The ttr (Time to reserve, TTR) option defines the number of seconds during which a job must be successfully completed. So two things can happen to make a job fail:

  1. The job throws an exception before ttr is over
  2. It would take longer than ttr to complete the job (timeout) and thus the job execution is stopped by the worker.

In both cases, the job will be sent back to the queue for a retry. Note though, that in the first case the ttr is still "used up" even if the job stops right after it has stared. I.e. the remaining seconds of ttr have to pass before the job is sent back to the queue.

The attempts option sets the max. number of attempts. If this number is reached, and the job still isn't done, it will be removed from the queue as completed.

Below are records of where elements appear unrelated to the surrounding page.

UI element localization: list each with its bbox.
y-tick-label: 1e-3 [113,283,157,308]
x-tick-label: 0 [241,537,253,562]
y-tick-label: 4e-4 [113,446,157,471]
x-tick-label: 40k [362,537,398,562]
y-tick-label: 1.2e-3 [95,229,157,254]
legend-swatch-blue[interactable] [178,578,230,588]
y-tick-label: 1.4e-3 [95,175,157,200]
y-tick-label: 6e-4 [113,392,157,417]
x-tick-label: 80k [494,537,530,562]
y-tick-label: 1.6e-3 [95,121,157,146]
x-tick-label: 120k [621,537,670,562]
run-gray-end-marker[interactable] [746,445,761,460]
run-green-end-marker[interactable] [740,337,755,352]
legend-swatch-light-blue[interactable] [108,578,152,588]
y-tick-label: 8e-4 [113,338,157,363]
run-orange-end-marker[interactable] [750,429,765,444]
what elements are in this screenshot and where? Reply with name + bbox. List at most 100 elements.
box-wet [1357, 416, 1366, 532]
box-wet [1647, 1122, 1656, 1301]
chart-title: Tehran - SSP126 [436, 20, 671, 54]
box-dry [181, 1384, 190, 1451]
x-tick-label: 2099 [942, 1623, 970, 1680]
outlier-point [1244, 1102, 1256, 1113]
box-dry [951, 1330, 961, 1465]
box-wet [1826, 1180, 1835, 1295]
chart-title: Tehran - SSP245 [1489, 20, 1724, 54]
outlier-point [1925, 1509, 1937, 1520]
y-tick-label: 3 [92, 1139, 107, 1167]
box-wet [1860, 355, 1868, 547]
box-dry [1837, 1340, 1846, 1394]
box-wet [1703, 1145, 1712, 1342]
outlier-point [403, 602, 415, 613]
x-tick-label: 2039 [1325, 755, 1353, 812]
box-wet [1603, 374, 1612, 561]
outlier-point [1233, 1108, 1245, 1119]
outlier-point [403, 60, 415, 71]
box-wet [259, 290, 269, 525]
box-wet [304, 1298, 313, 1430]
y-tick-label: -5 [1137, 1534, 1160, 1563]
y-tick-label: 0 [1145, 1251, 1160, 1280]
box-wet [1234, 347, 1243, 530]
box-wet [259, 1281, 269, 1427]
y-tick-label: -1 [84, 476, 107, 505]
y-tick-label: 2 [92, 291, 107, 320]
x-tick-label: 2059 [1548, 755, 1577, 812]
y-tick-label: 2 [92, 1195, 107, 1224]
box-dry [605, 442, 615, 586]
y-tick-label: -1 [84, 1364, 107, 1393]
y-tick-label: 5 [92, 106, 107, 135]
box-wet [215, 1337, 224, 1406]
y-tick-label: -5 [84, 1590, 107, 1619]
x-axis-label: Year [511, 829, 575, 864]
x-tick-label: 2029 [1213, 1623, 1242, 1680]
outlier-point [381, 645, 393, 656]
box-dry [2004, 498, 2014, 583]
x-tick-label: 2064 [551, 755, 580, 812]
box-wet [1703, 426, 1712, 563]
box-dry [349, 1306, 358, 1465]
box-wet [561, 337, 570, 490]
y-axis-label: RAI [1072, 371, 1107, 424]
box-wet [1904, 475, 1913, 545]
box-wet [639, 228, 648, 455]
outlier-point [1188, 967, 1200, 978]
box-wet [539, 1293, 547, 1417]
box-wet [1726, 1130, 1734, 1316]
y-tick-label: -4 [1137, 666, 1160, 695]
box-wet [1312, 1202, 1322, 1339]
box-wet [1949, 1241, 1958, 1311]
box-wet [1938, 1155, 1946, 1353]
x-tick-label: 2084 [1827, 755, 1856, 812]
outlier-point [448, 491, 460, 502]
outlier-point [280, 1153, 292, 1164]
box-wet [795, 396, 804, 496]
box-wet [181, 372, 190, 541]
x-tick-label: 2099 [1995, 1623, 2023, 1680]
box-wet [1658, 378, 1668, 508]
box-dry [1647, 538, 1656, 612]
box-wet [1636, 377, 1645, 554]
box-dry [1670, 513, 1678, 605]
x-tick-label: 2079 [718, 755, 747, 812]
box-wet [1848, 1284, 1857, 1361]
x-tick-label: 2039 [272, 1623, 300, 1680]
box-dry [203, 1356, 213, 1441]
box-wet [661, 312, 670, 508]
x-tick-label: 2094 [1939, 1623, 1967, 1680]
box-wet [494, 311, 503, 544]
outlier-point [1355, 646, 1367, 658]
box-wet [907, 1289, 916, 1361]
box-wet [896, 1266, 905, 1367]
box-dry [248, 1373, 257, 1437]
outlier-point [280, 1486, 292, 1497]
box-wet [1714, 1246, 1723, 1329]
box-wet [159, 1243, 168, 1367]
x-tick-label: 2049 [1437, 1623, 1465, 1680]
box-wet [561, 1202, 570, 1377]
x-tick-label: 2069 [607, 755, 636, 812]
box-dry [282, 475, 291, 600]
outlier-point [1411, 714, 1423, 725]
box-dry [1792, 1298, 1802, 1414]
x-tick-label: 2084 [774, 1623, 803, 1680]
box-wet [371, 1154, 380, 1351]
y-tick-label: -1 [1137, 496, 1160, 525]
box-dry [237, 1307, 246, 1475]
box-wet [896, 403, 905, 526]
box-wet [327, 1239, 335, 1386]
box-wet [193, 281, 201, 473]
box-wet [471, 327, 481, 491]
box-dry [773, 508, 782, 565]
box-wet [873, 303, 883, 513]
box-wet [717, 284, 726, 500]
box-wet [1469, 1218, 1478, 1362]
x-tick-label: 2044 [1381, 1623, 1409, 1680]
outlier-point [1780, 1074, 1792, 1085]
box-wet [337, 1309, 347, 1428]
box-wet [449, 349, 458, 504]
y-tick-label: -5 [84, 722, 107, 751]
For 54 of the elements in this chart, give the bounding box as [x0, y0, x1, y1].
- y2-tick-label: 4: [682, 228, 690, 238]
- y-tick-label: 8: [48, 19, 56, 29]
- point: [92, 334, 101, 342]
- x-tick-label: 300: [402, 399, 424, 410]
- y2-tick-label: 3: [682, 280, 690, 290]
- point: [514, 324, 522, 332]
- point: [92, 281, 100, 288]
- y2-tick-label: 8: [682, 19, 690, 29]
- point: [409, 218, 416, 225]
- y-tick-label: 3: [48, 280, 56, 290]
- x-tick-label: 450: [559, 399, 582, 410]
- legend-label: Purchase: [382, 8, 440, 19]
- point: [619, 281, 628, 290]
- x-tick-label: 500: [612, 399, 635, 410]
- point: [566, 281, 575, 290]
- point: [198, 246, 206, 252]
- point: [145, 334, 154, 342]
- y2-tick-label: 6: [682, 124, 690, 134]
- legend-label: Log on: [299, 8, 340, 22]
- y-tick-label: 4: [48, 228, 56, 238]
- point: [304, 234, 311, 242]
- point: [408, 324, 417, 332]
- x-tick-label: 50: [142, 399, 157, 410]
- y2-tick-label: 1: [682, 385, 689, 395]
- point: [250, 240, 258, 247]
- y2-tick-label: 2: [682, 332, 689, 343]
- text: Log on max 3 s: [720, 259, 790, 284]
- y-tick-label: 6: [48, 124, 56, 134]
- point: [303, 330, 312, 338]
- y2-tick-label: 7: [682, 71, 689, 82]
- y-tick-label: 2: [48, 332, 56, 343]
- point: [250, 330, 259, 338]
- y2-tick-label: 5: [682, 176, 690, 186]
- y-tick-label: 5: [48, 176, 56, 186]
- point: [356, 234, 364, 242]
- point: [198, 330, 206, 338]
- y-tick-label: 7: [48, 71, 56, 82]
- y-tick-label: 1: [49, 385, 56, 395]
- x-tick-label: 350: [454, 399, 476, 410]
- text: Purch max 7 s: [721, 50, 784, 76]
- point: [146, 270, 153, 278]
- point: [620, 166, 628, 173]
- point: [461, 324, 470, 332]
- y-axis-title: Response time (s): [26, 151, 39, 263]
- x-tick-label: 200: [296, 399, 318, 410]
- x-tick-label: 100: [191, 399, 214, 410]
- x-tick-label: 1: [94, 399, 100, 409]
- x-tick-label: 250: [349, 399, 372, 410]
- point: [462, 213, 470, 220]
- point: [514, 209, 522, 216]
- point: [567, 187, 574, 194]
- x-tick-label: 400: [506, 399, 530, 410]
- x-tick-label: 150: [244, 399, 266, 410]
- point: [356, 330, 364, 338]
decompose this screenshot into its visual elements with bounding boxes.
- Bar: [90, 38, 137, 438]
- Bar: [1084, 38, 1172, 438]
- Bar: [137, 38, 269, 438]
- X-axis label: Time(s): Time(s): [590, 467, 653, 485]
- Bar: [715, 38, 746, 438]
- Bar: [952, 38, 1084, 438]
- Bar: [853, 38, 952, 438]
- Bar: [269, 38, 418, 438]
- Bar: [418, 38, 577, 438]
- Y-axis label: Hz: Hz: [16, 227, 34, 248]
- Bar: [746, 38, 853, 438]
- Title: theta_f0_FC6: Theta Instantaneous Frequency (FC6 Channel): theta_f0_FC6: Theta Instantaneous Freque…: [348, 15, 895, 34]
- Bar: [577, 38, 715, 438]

These options apply to all jobs in the queue. If you need to change this behavior for specific jobs, see the following method.

RetryableJobInterface

To have more control over the retry logic a job can implement the RetryableJobInterface. For example:

class SomeJob extends BaseObject implements RetryableJobInterface
{
    public function execute($queue)
    {
        //...
    }

    public function getTtr()
    {
        return 15 * 60;
    }

    public function canRetry($attempt, $error)
    {
        return ($attempt < 5) && ($error instanceof TemporaryException);
    }
}

The getTtr() and canRetry() methods have a higher priority than the component options mentioned above.

Event handlers

The third method to control TTR and number of retries for failed jobs involves the Queue::EVENT_BEFORE_PUSH and Queue::EVENT_AFTER_ERROR events.

The TTR can be set with the Queue::EVENT_BEFORE_PUSH event:

Yii::$app->queue->on(Queue::EVENT_BEFORE_PUSH, function (PushEvent $event) {
    if ($event->job instanceof SomeJob) {
        $event->ttr = 300;
    }
});

And the Queue::EVENT_AFTER_ERROR event can be used to decide whether to try another attempt:

Yii::$app->queue->on(Queue::EVENT_AFTER_ERROR, function (ExecEvent $event) {
    if ($event->job instanceof SomeJob) {
        $event->retry = ($event->attempt < 5) && ($event->error instanceof TemporaryException);
    }
});

Event handlers are executed after the RetryableJobInterface methods, and therefore have the highest priority.

Restrictions

Full support for retryable jobs is implemented in the Beanstalk, DB, File, AMQP Interop and Redis drivers. The Sync driver will not retry failed jobs. The Gearman driver doesn't support retryable jobs. RabbitMQ has only its basic retryable support, where the number of attempts can not be set.

AWS SQS uses Dead Letter Queue for handling messages that were failed to process. All unprocessed messages after a maximum number of attempts are moved to that queue. You should set an address of a Dead Letter Queue and a maximum number of attempts in the AWS Console while creating a queue.